Gosto de contemplar o silêncio. Adoro quando ele me dá bolas. O silêncio só é masculino gramaticalmente. Gozo com o silêncio.

É meio maluco isso, mas é verdadeiro. Ele é perfeito, tem curvas, nada suaves, é algo lúbrico até, é felino e indomável o silêncio. Não me desprego por horas de seu fascínio ensurdecedor e apto, de sua deliquescência lenta, de seu ardor escuro e fêmea pertinácia. O silêncio é meu sentido extra, porque o sinto na carne, no ombro, no olhar, no rosto, na pele e no falo, na cama e no tédio.

 

O silêncio é insolente às vezes, suas nuances lascivas e sua nudez furiosa me desarmam, me consomem, de certa forma me estrupam. E eu não sou tão virgem assim no âmbito do grito e na paciência de ser. Perguntem a Gilberto Freyre.

O silêncio é meu amigo velho, com ele completo a maioria das horas de um dia.

Eu ou o silêncio. Cerca de 17 horas diárias, ganho por conviver com o silêncio. Como escrevo à mão, nem sequer ouço ruído do teclado ou gemido da máquina. Até os celulares desligo, para não ouvir aqueles tiquezinhos molhados que a maquininha gera.

Aprendi silêncio com Wittgenstein. Quando li dele, há 50 anos, ‘’se não tiver o que falar (ou dizer), cale-se’’ para sempre. Foi o que fiz. Abandonei qualquer escrúpulo literário, e suas concessões e exigências. A literatura deixou de ser de meu alcance, desejo, beiços.

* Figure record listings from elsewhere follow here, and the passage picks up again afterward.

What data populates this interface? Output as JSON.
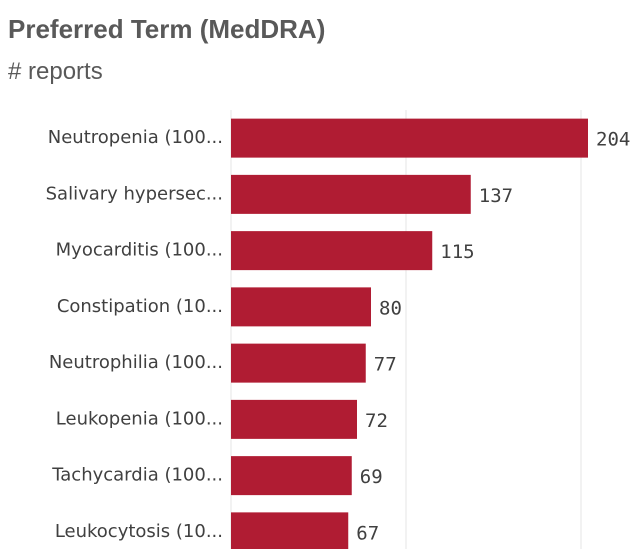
{
  "chart_data": {
    "type": "bar",
    "orientation": "horizontal",
    "title": "Preferred Term (MedDRA)",
    "subtitle": "# reports",
    "categories": [
      "Neutropenia (100...",
      "Salivary hypersec...",
      "Myocarditis (100...",
      "Constipation (10...",
      "Neutrophilia (100...",
      "Leukopenia (100...",
      "Tachycardia (100...",
      "Leukocytosis (10..."
    ],
    "values": [
      204,
      137,
      115,
      80,
      77,
      72,
      69,
      67
    ],
    "color": "#b01c33",
    "xlim": [
      0,
      210
    ],
    "xticks": [
      0,
      100,
      200
    ],
    "grid": true
  }
}
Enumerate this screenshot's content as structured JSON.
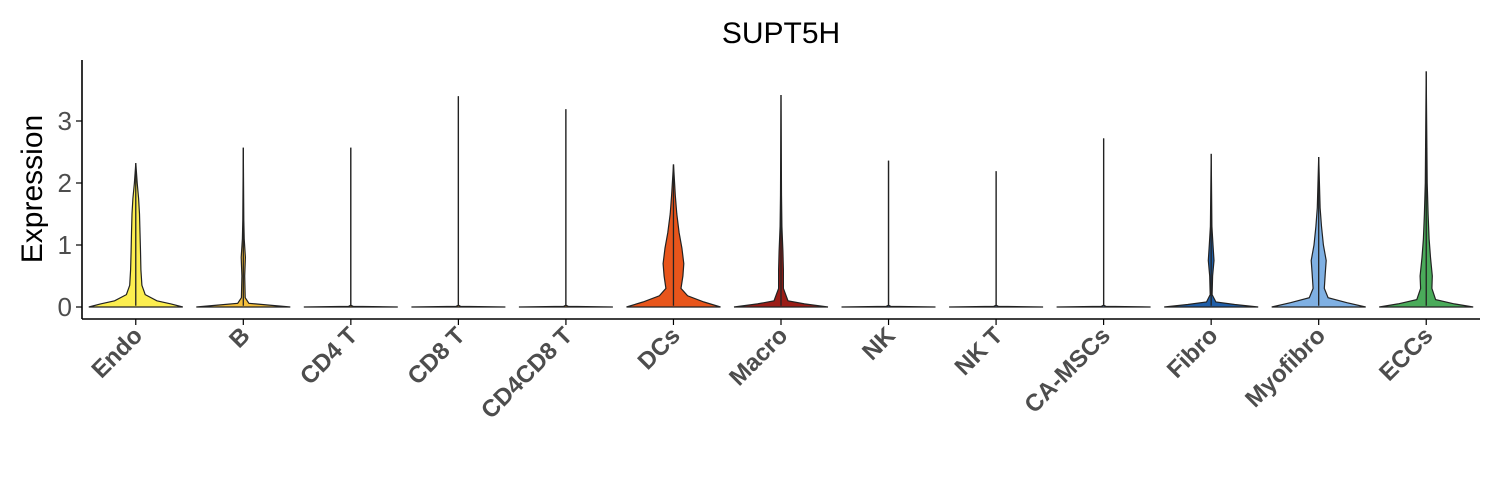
{
  "chart_data": {
    "type": "violin",
    "title": "SUPT5H",
    "xlabel": "",
    "ylabel": "Expression",
    "ylim": [
      -0.2,
      3.95
    ],
    "yticks": [
      0,
      1,
      2,
      3
    ],
    "grid": false,
    "legend": "none",
    "categories": [
      "Endo",
      "B",
      "CD4 T",
      "CD8 T",
      "CD4CD8 T",
      "DCs",
      "Macro",
      "NK",
      "NK T",
      "CA-MSCs",
      "Fibro",
      "Myofibro",
      "ECCs"
    ],
    "series": [
      {
        "category": "Endo",
        "color": "#fcee4f",
        "max": 2.32,
        "density": [
          [
            0,
            1
          ],
          [
            0.05,
            0.75
          ],
          [
            0.1,
            0.45
          ],
          [
            0.2,
            0.2
          ],
          [
            0.35,
            0.13
          ],
          [
            0.6,
            0.11
          ],
          [
            0.9,
            0.1
          ],
          [
            1.2,
            0.09
          ],
          [
            1.5,
            0.08
          ],
          [
            1.75,
            0.06
          ],
          [
            2.0,
            0.03
          ],
          [
            2.32,
            0
          ]
        ]
      },
      {
        "category": "B",
        "color": "#f5bf3a",
        "max": 2.57,
        "density": [
          [
            0,
            1
          ],
          [
            0.03,
            0.55
          ],
          [
            0.06,
            0.12
          ],
          [
            0.15,
            0.04
          ],
          [
            0.5,
            0.03
          ],
          [
            0.8,
            0.045
          ],
          [
            1.1,
            0.02
          ],
          [
            1.4,
            0.01
          ],
          [
            2.57,
            0
          ]
        ]
      },
      {
        "category": "CD4 T",
        "color": "#c79a2c",
        "max": 2.57,
        "density": [
          [
            0,
            1
          ],
          [
            0.01,
            0.05
          ],
          [
            0.03,
            0
          ],
          [
            2.57,
            0
          ]
        ]
      },
      {
        "category": "CD8 T",
        "color": "#e8a33b",
        "max": 3.4,
        "density": [
          [
            0,
            1
          ],
          [
            0.01,
            0.05
          ],
          [
            0.03,
            0
          ],
          [
            3.4,
            0
          ]
        ]
      },
      {
        "category": "CD4CD8 T",
        "color": "#f0952a",
        "max": 3.19,
        "density": [
          [
            0,
            1
          ],
          [
            0.01,
            0.05
          ],
          [
            0.03,
            0
          ],
          [
            3.19,
            0
          ]
        ]
      },
      {
        "category": "DCs",
        "color": "#e8551b",
        "max": 2.3,
        "density": [
          [
            0,
            1
          ],
          [
            0.08,
            0.65
          ],
          [
            0.18,
            0.3
          ],
          [
            0.3,
            0.16
          ],
          [
            0.5,
            0.2
          ],
          [
            0.7,
            0.22
          ],
          [
            0.95,
            0.18
          ],
          [
            1.2,
            0.12
          ],
          [
            1.5,
            0.07
          ],
          [
            1.8,
            0.04
          ],
          [
            2.3,
            0
          ]
        ]
      },
      {
        "category": "Macro",
        "color": "#9b1c16",
        "max": 3.42,
        "density": [
          [
            0,
            1
          ],
          [
            0.05,
            0.5
          ],
          [
            0.1,
            0.15
          ],
          [
            0.3,
            0.05
          ],
          [
            0.6,
            0.05
          ],
          [
            0.9,
            0.04
          ],
          [
            1.3,
            0.02
          ],
          [
            1.8,
            0.01
          ],
          [
            3.42,
            0
          ]
        ]
      },
      {
        "category": "NK",
        "color": "#3d6fb0",
        "max": 2.36,
        "density": [
          [
            0,
            1
          ],
          [
            0.01,
            0.05
          ],
          [
            0.03,
            0
          ],
          [
            2.36,
            0
          ]
        ]
      },
      {
        "category": "NK T",
        "color": "#6a8fc4",
        "max": 2.19,
        "density": [
          [
            0,
            1
          ],
          [
            0.01,
            0.05
          ],
          [
            0.03,
            0
          ],
          [
            2.19,
            0
          ]
        ]
      },
      {
        "category": "CA-MSCs",
        "color": "#5a8fcf",
        "max": 2.72,
        "density": [
          [
            0,
            1
          ],
          [
            0.01,
            0.05
          ],
          [
            0.03,
            0
          ],
          [
            2.72,
            0
          ]
        ]
      },
      {
        "category": "Fibro",
        "color": "#1f5ea8",
        "max": 2.47,
        "density": [
          [
            0,
            1
          ],
          [
            0.04,
            0.5
          ],
          [
            0.08,
            0.1
          ],
          [
            0.2,
            0.02
          ],
          [
            0.5,
            0.03
          ],
          [
            0.75,
            0.06
          ],
          [
            1.0,
            0.04
          ],
          [
            1.3,
            0.015
          ],
          [
            2.47,
            0
          ]
        ]
      },
      {
        "category": "Myofibro",
        "color": "#7fb0e3",
        "max": 2.42,
        "density": [
          [
            0,
            1
          ],
          [
            0.07,
            0.6
          ],
          [
            0.15,
            0.2
          ],
          [
            0.3,
            0.12
          ],
          [
            0.55,
            0.14
          ],
          [
            0.75,
            0.16
          ],
          [
            1.0,
            0.1
          ],
          [
            1.3,
            0.06
          ],
          [
            1.6,
            0.03
          ],
          [
            2.42,
            0
          ]
        ]
      },
      {
        "category": "ECCs",
        "color": "#4aab5a",
        "max": 3.8,
        "density": [
          [
            0,
            1
          ],
          [
            0.05,
            0.6
          ],
          [
            0.12,
            0.2
          ],
          [
            0.3,
            0.12
          ],
          [
            0.5,
            0.13
          ],
          [
            0.8,
            0.09
          ],
          [
            1.1,
            0.06
          ],
          [
            1.5,
            0.04
          ],
          [
            2.0,
            0.02
          ],
          [
            3.8,
            0
          ]
        ]
      }
    ]
  }
}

Como poesia não é literatura (está muito além dela), me dispus a ser poeta absoluto, por falta de opção. Digo absoluto, porque excluo o poema compreensível, prosaico, tipo arrumadinho de rima com lições ou recados políticos, sentimentais, pessoais, etc.

Digo (?) o que não entendo, vou ao indito, ao puro indizer. É meu modo poético de ser. Aprendi que tudo o que você diga que sabe já sabia (e não sabia que sabia apenas). Então entender um poema é desqualificá-lo. E nada acresce a si, porque ‘’aquilo’’ você já sabia.

A não (não a má) compreensão de um poema é benéfica ao leitor, é sagração do eu e é a derrota do ego.

Contemple o silêncio; é como ler um poema absoluto. Reflita sobre o ser, não sobre si ou outros. Amém.